MEET TABITHA JACKSON

“I love being engaged with meaning-making, and I experience being allowed into the delicate and vulnerable creative process of another person as a great privilege.”

Tabitha Jackson, courtesy of the artist

Tabitha Jackson has spent the last 30 years supporting the independent voice, championing the social and cultural power of artful cinema, and furthering the mission of uplifting a more expansive set of makers, audiences, and  forms. Most recently as the first woman and person of color to be appointed Director of Sundance Film Festival, she re-imagined and led two technologically innovative and radically accessible pandemic editions. They ‘expanded the possibilities of what a film festival can be, and who it can be for’. Between 2013 and 2020  she headed the Sundance Institute Documentary Film Program rethinking traditional project support in favor of more artist-centered  models,  and advocating for institutional support of  formal innovation in nonfiction cinema. Tabitha is a member of the Academy of Motion Picture Arts and Sciences and is currently a Shorenstein Fellow at the Harvard Kennedy School.


Work

 
 

mentor profile

Queer|Art|Mentorship will be accepting applications from emerging artists across the country.
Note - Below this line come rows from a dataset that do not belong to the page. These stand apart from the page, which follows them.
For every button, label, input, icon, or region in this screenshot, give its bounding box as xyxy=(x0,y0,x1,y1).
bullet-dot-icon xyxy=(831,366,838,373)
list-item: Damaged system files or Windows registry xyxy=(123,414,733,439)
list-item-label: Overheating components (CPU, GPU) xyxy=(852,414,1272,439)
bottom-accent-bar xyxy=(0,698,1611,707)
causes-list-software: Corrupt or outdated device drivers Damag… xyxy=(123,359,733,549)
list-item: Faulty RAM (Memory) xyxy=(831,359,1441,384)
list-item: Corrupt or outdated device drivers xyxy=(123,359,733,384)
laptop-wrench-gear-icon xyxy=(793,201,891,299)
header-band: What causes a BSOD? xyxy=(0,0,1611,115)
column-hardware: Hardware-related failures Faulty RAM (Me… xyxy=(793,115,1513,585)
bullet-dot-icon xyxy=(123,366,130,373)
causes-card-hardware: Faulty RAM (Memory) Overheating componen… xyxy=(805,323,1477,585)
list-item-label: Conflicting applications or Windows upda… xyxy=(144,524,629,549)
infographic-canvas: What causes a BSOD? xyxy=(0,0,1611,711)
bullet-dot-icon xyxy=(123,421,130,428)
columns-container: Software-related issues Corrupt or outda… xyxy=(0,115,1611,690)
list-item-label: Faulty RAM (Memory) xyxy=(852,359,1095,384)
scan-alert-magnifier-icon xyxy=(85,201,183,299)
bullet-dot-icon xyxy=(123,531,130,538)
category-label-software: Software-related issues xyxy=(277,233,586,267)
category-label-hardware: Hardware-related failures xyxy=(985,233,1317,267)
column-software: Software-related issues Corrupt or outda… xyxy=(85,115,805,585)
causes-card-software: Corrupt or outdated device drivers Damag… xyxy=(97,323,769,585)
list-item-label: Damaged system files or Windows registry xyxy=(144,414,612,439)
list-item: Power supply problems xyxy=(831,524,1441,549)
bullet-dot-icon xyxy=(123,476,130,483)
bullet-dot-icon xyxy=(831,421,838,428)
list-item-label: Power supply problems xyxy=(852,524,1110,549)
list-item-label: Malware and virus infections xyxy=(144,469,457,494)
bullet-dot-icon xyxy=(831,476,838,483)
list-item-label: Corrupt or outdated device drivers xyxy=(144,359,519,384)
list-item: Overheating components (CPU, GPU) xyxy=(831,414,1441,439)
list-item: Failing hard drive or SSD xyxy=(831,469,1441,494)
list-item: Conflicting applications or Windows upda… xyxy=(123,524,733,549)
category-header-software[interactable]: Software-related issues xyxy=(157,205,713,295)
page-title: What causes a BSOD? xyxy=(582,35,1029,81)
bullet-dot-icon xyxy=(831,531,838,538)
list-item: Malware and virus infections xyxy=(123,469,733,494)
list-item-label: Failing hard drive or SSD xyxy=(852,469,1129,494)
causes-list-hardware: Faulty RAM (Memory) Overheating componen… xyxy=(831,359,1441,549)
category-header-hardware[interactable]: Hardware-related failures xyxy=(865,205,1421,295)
Are you open to working with someone remotely, or would you prefer they are based in the same city as you?

“Either is fine.”

What interests you about mentoring?

“I love being engaged with meaning-making, and I experience being allowed into the delicate and vulnerable creative process of another person as a great privilege. A relationship in which we can grapple with ideas and the cinematic language to express them from a place of honesty, curiosity, and 'what if-ness’ is part of my continuing eduction in being human.”

As a mentor, what would you like to offer an emerging artist? What would you like to receive?

“I would like to offer an emerging artist a listening empathetic ear (this work is HARD), an ability to grapple with ideas and the messy profound act of creative expression, and whatever experience I have picked up 3 decades of working as a black woman in arts and media in the US and UK.”

Is there anything else you’d like prospective applicants to know?

“I am way more interested in thinking and talking about ideas and voice and expression, than about the business and the state of the industry.”